The Network Marketer as
Story Teller
At heart, you as a network marketer are first
and foremost a story-teller. Story-telling is one of the
oldest and most enduring selling techniques. When you tell a
story, you are teaching by example rather than through
direct precept, and you’ll find that this method impacts
people in a more powerful and subtle way than any direct
selling technique.
How does story-telling
work for you? Through the time-tested, proven technique of
testimonials. Every day advertisers bombard you with claims
about the wonders that certain products perform. And the
greatest selling tool they use—the proof that their “stuff
actually works”—is the testimonial. This is the direct
testimony of a third party (who, hopefully, has not been
compensated for their testimony).
You might begin by
discussing a particular product you’re selling. For example,
let’s say that it’s Acme Carpet Cleaner. You might begin a
conversation by discussing your spring cleaning that you
began last week. Every year you go through the same routine,
dusting, brushing and clearing out the attic. Then you
vacuum your carpet—but there’s a difficult stain that
refuses to budge. So you mentioned that you finally used the
perfect product to remove the stain.
Then you pause, for
dramatic effect.
Your curious listener,
impatient, finally queries, “What did you use to remove the
stain?”
That’s your entrance. You
mention Acme Carpet Cleaner and how effective a product it
is. Discuss how long you’ve been using it, and the wide
variety of purposes to which you’ve put it to use (it also
works on tough stains on automobile carpet mats, for
example). Pretty soon your listener is curious, and so you
ask if she’d like a sample bottle for free.
Most likely she won’t
refuse. Everyone loves that four-letter word “free”—but
what’s this about a sample bottle, she asks?
You casually mention that
you happen to be a distributor for Acme House Care Products.

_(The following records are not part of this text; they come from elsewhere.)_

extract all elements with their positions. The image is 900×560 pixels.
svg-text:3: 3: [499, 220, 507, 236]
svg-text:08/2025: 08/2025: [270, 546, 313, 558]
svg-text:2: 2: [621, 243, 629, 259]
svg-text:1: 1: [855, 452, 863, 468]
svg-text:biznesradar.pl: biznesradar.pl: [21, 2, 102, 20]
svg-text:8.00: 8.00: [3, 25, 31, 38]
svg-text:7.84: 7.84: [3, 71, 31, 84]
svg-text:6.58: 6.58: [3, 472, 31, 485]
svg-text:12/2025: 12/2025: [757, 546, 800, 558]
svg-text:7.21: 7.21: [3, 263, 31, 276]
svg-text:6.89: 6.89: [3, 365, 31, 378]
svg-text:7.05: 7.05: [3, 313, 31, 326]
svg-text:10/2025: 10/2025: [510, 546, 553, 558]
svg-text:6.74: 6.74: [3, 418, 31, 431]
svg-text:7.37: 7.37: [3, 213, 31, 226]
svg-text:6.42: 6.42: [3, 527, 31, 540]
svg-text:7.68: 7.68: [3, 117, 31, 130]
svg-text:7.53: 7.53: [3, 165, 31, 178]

That leads into a discussion of the work you do, how long
you’ve been selling, and what a fine line of House Care
Products that Acme sells. Soon you are explaining your
business to your prospect, and they might just want to work
with you.
Remember, you don’t have
to be a high-pressured sales-person to be a network
marketer. As a matter of fact, that type of selling—the kind
you hear about from traditional sales training, where you’re
taught things like “presumptive close,” and how to deal with
all types of objections—is practically useless from a
network marketing standpoint.
The reason is that you’re
not supposed to be engaged in an argument to distribute your
products. Either the products you’re selling perform as you
claim they do, or they don’t. There are no ifs, ands or buts
about it.
So you hand your friend a
free sample bottle of Acme Carpet Cleaner, and it works just
as you claimed. The next thing that happens is automatic.
She raves to her friends about the Acme product, and pretty
soon, she is “selling.”
That’s Network Marketing:
story-telling, from one friend to another.